En R1, l’avant-dernière journée sentait la fin d’année et les comptes à régler. Plus de place pour les promesses. Les équipes ont joué avec ce mélange étrange de fatigue et de lucidité. Les leaders ont compris qu’un faux pas en décembre laisse des traces jusqu’en février. Les poursuivants savent désormais que le classement n’est plus un brouillon mais presque une copie finale. On ne triche plus à ce stade-là. On assume ou on subit.
Pendant ce temps, en R4, le football a pris des allures de roman populaire. Le derby entre Handréma et M’tsahara n’était pas seulement un match : c’était une bataille pour l’avenir. Huis clos officiel, ferveur réelle. Des supporters hors tribunes, des joueurs sous tension, des buts qui tombent comme des coups de tonnerre. Ndrema a frappé fort, Voulvavy a vacillé, et toute la poule s’est figée devant le classement.
Ce week-end a rappelé une vérité simple : les championnats ne se gagnent pas toujours avec panache, mais avec caractère. En R1 comme en R4, ceux qui montent sont rarement les plus bavards. Ce sont ceux qui encaissent, qui doutent, puis qui répondent. Coup pour coup. Les autres regardent passer le train en expliquant ce qui aurait pu être.

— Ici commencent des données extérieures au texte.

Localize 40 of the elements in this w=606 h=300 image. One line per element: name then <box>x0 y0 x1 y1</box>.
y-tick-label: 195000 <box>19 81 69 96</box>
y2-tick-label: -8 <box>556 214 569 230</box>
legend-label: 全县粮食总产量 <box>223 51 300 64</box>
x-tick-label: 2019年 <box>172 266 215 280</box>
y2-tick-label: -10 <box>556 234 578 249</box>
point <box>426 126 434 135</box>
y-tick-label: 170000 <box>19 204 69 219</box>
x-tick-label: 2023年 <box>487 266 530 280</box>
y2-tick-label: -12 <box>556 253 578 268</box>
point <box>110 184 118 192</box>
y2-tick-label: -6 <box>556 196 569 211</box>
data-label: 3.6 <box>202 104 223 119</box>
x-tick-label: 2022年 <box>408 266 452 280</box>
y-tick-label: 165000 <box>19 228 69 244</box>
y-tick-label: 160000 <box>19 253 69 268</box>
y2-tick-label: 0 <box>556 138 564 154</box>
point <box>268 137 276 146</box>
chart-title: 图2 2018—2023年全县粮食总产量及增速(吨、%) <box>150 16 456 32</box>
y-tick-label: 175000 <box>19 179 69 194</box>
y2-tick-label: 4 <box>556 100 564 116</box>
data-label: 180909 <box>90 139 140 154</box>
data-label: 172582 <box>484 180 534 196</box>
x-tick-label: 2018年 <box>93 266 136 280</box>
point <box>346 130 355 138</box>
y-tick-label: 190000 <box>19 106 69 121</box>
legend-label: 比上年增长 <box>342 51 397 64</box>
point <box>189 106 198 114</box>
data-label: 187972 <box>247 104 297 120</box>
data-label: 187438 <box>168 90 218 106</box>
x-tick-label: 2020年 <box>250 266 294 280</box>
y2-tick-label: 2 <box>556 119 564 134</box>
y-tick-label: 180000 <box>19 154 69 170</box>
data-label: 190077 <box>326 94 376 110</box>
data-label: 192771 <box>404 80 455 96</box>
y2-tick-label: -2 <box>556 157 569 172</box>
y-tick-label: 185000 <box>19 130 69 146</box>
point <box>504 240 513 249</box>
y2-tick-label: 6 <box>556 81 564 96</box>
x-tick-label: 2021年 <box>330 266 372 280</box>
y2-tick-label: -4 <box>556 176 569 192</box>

Il reste une journée. Une seule. Et dans le football mahorais, une dernière journée n’est jamais anodine. Elle est cruelle, parfois injuste, souvent magnifique. Le terrain décidera. Pas les discours, pas les souvenirs, pas les regrets. La vérité.
Le week-end a livré son message. À ceux qui savent l’entendre : le sprint final commence maintenant.